In de jaren 1928-29 laaide de discussie nogmaals op naar aanleiding van een onderzoeksrapport in het Duitse parlement en de publicatie van een artikel van een Duits hoogleraar in een Amerikaanse tijdschrift [19]. Belgische auteurs eisten en kregen een wederwoord in een poging de publieke opinie voor zich te winnen [20]. Aan die lange periode van negationisme kwam pas na de Tweede Wereldoorlog een einde, toen Duitse academici de argumentatie rond de francs-tireurskwestie aan een grondige bronnenkritiek onderwierpen. Pas in 1958 werd de kwestie als mythe ontkracht [21]. En toch duikt het geloof in de francs-tireurs theorie af en toe nog op. Recent weidde Marc Reynebeau in de Standaard een artikel aan het fenomeen [22]. Een blijkbaar niet door enige kennis gehinderde Duits kunsthistoricus oreerde vanuit het verre Amerika dat francs-tireurs toch hadden toegeslagen in Leuven in 1914. Want dat “volgens hem, de Belgen altijd al dol waren op wapens en op de jacht, en de Duitsers als ‘wild met een helm op’ zouden hebben beschouwd”. Voorwaar een merkwaardig argument. Maar toch kreeg de man een heel forum in de krant Die Welt. Alsof er opnieuw twijfel moet gezaaid worden over de juiste toedracht van de feiten, omdat Duitsland oorlogsschuld moe is.

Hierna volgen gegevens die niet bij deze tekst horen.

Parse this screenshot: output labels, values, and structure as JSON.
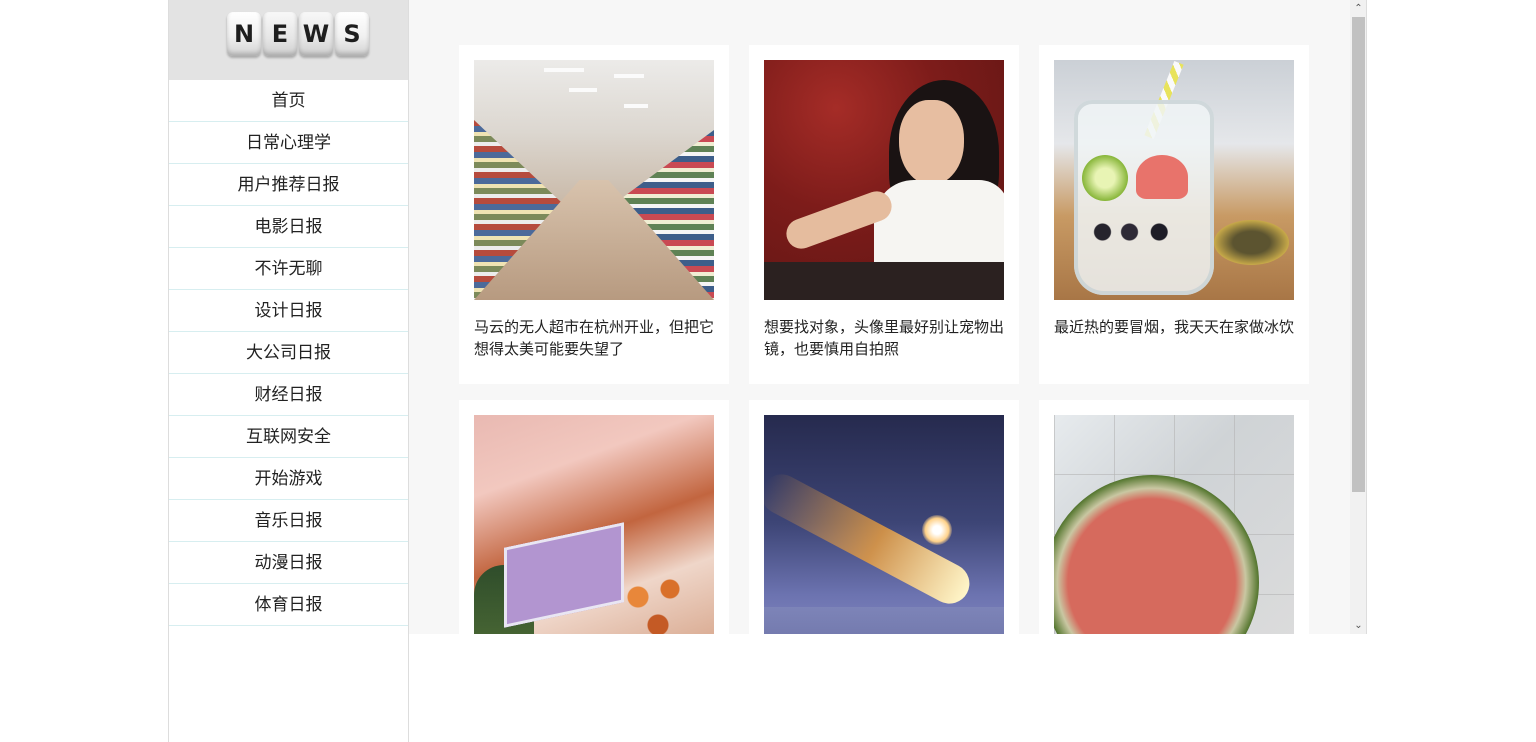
{
  "logo": {
    "letters": [
      "N",
      "E",
      "W",
      "S"
    ]
  },
  "nav": {
    "items": [
      {
        "label": "首页"
      },
      {
        "label": "日常心理学"
      },
      {
        "label": "用户推荐日报"
      },
      {
        "label": "电影日报"
      },
      {
        "label": "不许无聊"
      },
      {
        "label": "设计日报"
      },
      {
        "label": "大公司日报"
      },
      {
        "label": "财经日报"
      },
      {
        "label": "互联网安全"
      },
      {
        "label": "开始游戏"
      },
      {
        "label": "音乐日报"
      },
      {
        "label": "动漫日报"
      },
      {
        "label": "体育日报"
      }
    ]
  },
  "cards": [
    {
      "title": "马云的无人超市在杭州开业，但把它想得太美可能要失望了",
      "image": "supermarket-image"
    },
    {
      "title": "想要找对象，头像里最好别让宠物出镜，也要慎用自拍照",
      "image": "woman-portrait-image"
    },
    {
      "title": "最近热的要冒烟，我天天在家做冰饮",
      "image": "iced-drink-jar-image"
    },
    {
      "title": "",
      "image": "fantasy-island-image"
    },
    {
      "title": "",
      "image": "meteor-image"
    },
    {
      "title": "",
      "image": "watermelon-image"
    }
  ],
  "scrollbar": {
    "up_icon": "chevron-up-icon",
    "down_icon": "chevron-down-icon",
    "up_glyph": "⌃",
    "down_glyph": "⌄"
  }
}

Geweld op de bevolking als chantagemiddel
Dat Leuven en bij uitbreiding ook andere steden en dorpjes in België tijdens die bewuste eerste oorlogsmaanden van 1914 het slachtoffer van Duitse oorlogsmisdaden zijn geworden, wordt ondertussen algemeen aanvaard [23]. De verklaringen van Belgische ooggetuigen, die onafhankelijk van elkaar zijn opgetekend, zijn overweldigend [24]. En ook al kloppen misschien niet alle details en vallen er hier en daar ook inconsistenties tussen de getuigenissen onderling af te lezen, toch zijn ze veel directer, concreter, preciezer en bevestigen verschillende getuigen onafhankelijk van elkaar dezelfde gebeurtenissen. En daarnaast zijn er ook nog de verklaringen van onafhankelijke waarnemers uit de neutrale staten Nederland en de Verenigde Staten, die Leuven tijdens de week van geweld bezochten en met eigen ogen zagen hoe Duitse manschappen plunderden, brand stichtten en mensen deporteerden [25]. Al deze verklaringen schetsen een veel breder plaatje van het oorlogsgeweld in Leuven. Want ook dat is een opvallende leemte in de Duitse verklaringen: zij hebben het alleen over beschietingen die het begin van de week van terreur inluidden, maar reppen met geen woord over de andere vormen van geweldplegingen door Duitse troepen. In Leuven zijn 272 mensen inclusief vrouwen en kinderen omgebracht, waarvan de meesten tussen september 1914 en april 1915 zijn ontgraven uit geïmproviseerde graven of uit de drie massagraven in de stad. Uit de verslagen blijkt dat velen zijn omgekomen door executies (nekschot of bajonetsteken), verbranding of door beschietingen tijdens razzia’s in huizen[26]. In het centrum werd in 1081 huizen brand gesticht met behulp van brandversnellers [27]. Duizenden mensen werden op de vlucht gejaagd en zeker 1100 maandenlang in concentratiekampen opgesloten. Op geen enkele manier kan de theorie van de ‘francs-tireurs’ deze uitwassen goed praten. De terreur die gedurende een week over de bevolking werd uitgestort, was ongegrond, buitensporig en ongemeen hard.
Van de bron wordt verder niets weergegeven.